In my journey to create my own Tensor class (n-dimensional arrays) in typescript, I have devised a structure where the data is stored in a 1D array property, and the shape of the data is stored separately for indexing purposes.
My goal is to develop a function similar to numpy.array
, which takes in multi-dimensional array data, flattens it into a 1D array, and then extracts the shape.

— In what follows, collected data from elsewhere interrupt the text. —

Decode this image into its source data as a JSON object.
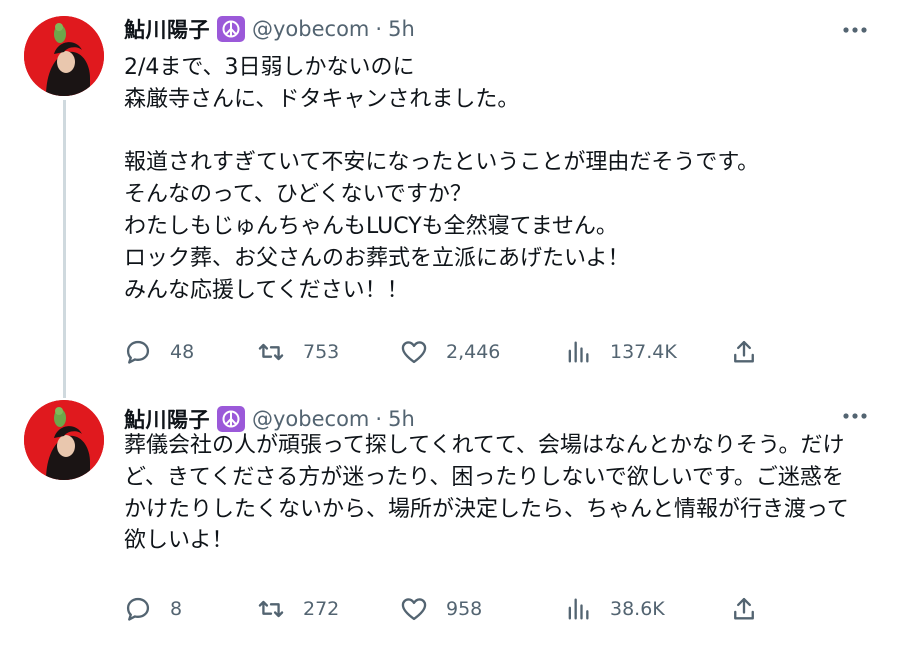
{
  "tweets": [
    {
      "author": {
        "name": "鮎川陽子",
        "handle": "@yobecom",
        "separator": "·",
        "time": "5h",
        "badge_icon": "peace-icon",
        "badge_color": "#9b59d9",
        "avatar_bg": "#e0191e"
      },
      "text": "2/4まで、3日弱しかないのに\n森厳寺さんに、ドタキャンされました。\n\n報道されすぎていて不安になったということが理由だそうです。\nそんなのって、ひどくないですか？\nわたしもじゅんちゃんもLUCYも全然寝てません。\nロック葬、お父さんのお葬式を立派にあげたいよ！\nみんな応援してください！！",
      "stats": {
        "replies": "48",
        "retweets": "753",
        "likes": "2,446",
        "views": "137.4K"
      }
    },
    {
      "author": {
        "name": "鮎川陽子",
        "handle": "@yobecom",
        "separator": "·",
        "time": "5h",
        "badge_icon": "peace-icon",
        "badge_color": "#9b59d9",
        "avatar_bg": "#e0191e"
      },
      "text": "葬儀会社の人が頑張って探してくれてて、会場はなんとかなりそう。だけど、きてくださる方が迷ったり、困ったりしないで欲しいです。ご迷惑をかけたりしたくないから、場所が決定したら、ちゃんと情報が行き渡って欲しいよ！",
      "stats": {
        "replies": "8",
        "retweets": "272",
        "likes": "958",
        "views": "38.6K"
      }
    }
  ],
  "colors": {
    "text_primary": "#0f1419",
    "text_secondary": "#536471",
    "thread_line": "#cfd9de"
  }
}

However, it is crucial for this function to validate if the input array has a consistent shape throughout (often referred to as having a "homogeneous shape").
Example 1
For instance, giving the following input to the function:
data = [
[[1, 2], [3, 4]],
[[5, 6], [7, 8]],
]
the expected output would be a tensor with the shape (2, 2, 2) and a flat array of elements [1, 2, 3, ..., 8] representing the data inside the tensor.
Example 2
Conversely, if the input is:
data = [
[[1], [3, 4]],
[[5, 6], [7, 8]],
]
the function should fail to validate the input due to the inconsistent shape with a sub-array containing only the element 1.
Example 3
Similarly, when provided with:
data = [
[[1], 2],
[3, 4],
]
the function should fail for the same reason, as the sub-array containing 1 is inconsistent with the rest of the data.
While numpy.array
is capable of detecting such inconsistencies and raising errors, I am in search of an algorithm or method to achieve the same. Any guidance or assistance in this experimental project would be greatly appreciated.
Note: While I understand that utilizing an existing library for this task would be more efficient, my current endeavor is purely for educational purposes. As I lack extensive knowledge about tensors, any suggestions on where to start or what to learn beforehand would be highly valued.